The results underscore the complexity of dust-climate interactions in the region. Rather than acting in isolation, the SHL, wind speeds, precipitation, and vegetation trends are interlinked components of a coupled land–atmosphere system undergoing significant climate-driven transformation. These findings are in line with recent observational and modeling studies that emphasize the decline in Sahelian dust emission due to multi-driver interactions, despite persistent dynamical drivers (Cowie et al., 2013; Evan et al., 2016).
9. Conclusion
This study investigated the seasonal evolution of dust mass column density, proxy of dust emission over North Africa and its relationship with key meteorological drivers. Using reanalysis data, we found significant trends in meteorological drivers related to dust events occurrence across both the Sahel and Sahara regions. The trends in surface wind speed revealed a widespread decline, particularly across the Sahel band (10˚-15˚N), a region that also experienced notable increases in vegetation cover (LAI) and precipitation. These trends suggest enhanced surface roughness and soil moisture, both of which are unfavorable for dust emission.
In the Sahel, a significant intensification of the Saharan Heat Low (SHL) was observed. While SHL is traditionally associated with dust uplift through thermal low formation and wind enhancement, its recent intensification has coincided with decreasing surface winds, suggesting a possible suppression of dust due to altered circulation patterns. This interpretation aligns with recent studies that have highlighted the complex and regionally dependent role of SHL in dust mobilization.

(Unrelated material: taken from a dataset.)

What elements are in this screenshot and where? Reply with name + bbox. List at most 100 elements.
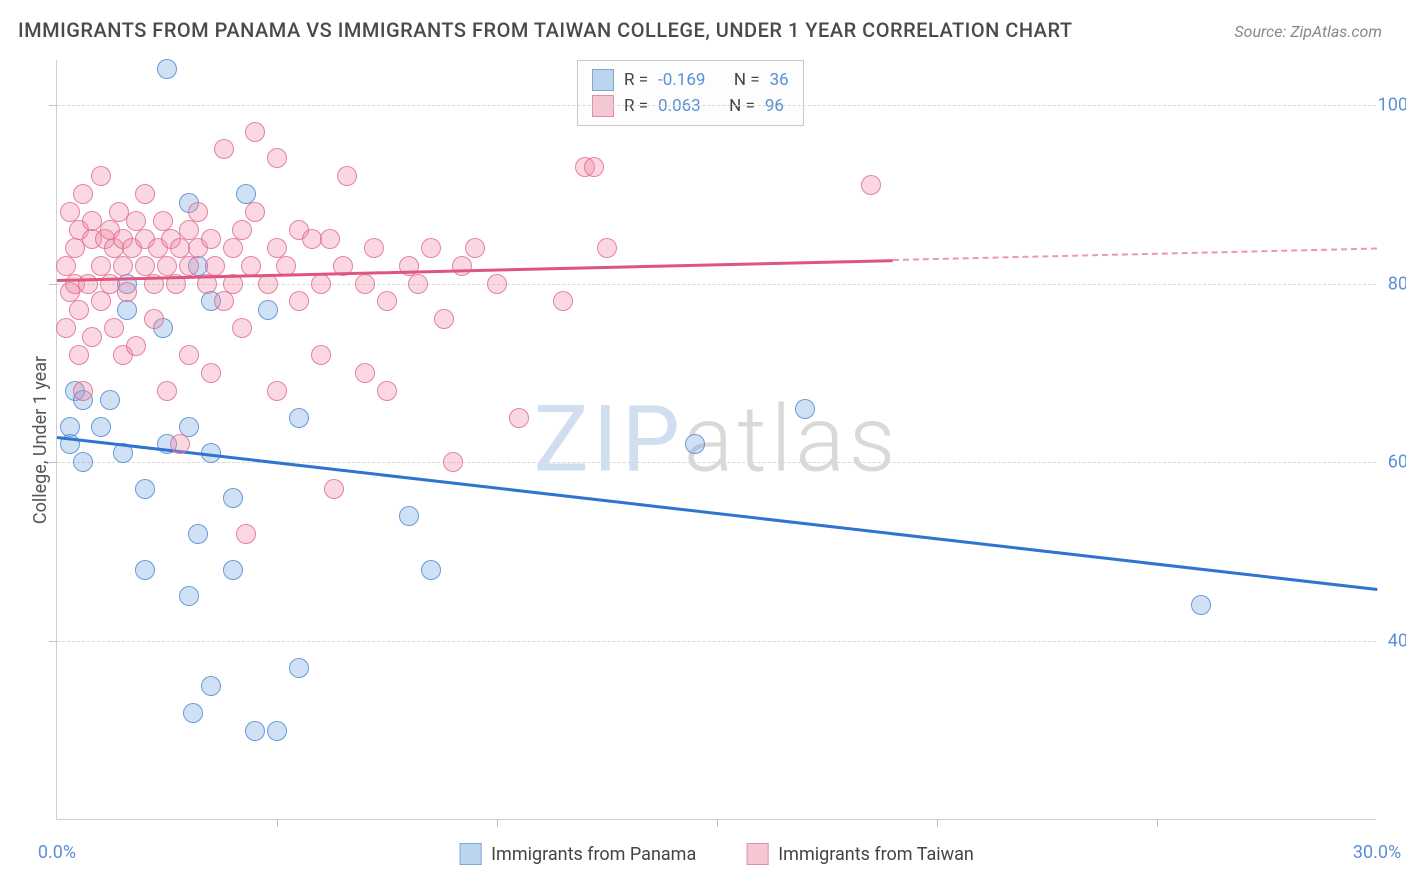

Together, these findings provide strong evidence that the observed decline in North African dust activity is closely tied to a combination of decreasing surface winds, increasing vegetation and rainfall, and changes in regional thermal structures such as the SHL. The results underscore the importance of evaluating dust trends in the context of multi-variable environmental change and provide a mechanistic basis for explaining the long-term reductions in dust emission observed in recent decades. These findings enhance our understanding on the dynamic of meteorological drivers related to dust activity and climate models capabilities to predict North African dust dynamic.
Data Availability Statement
The data used in this study are publicly available, the pressure level fields (925 hPa and 700 hPa geopotential; https://cds.climate.copernicus.eu/datasets/reanalysis-era5-pressure-levels?tab=download), the single level fields (10 m wind speed, and Leaf Area Index; https://cds.climate.copernicus.eu/datasets/reanalysis-era5-single-levels?tab=download), CHIRP V3 precipitation data
(https://data.chc.ucsb.edu/products/CHIRPS/v3.0/monthly/global/netcdf/), the MERRA 2 data (https://gmao.gsfc.nasa.gov/reanalysis/merra-2/data_access/).
Appendix
The analysis was conducted using Python programming language with specialized packages for handling geospatial data (e.g., NetCDF, Xarray), time-series analysis (e.g., pandas) and statistical testing (e.g., scipy). Visualization of the result was performed using tools such as Matplotlib and Cartopy for mapping and plotting.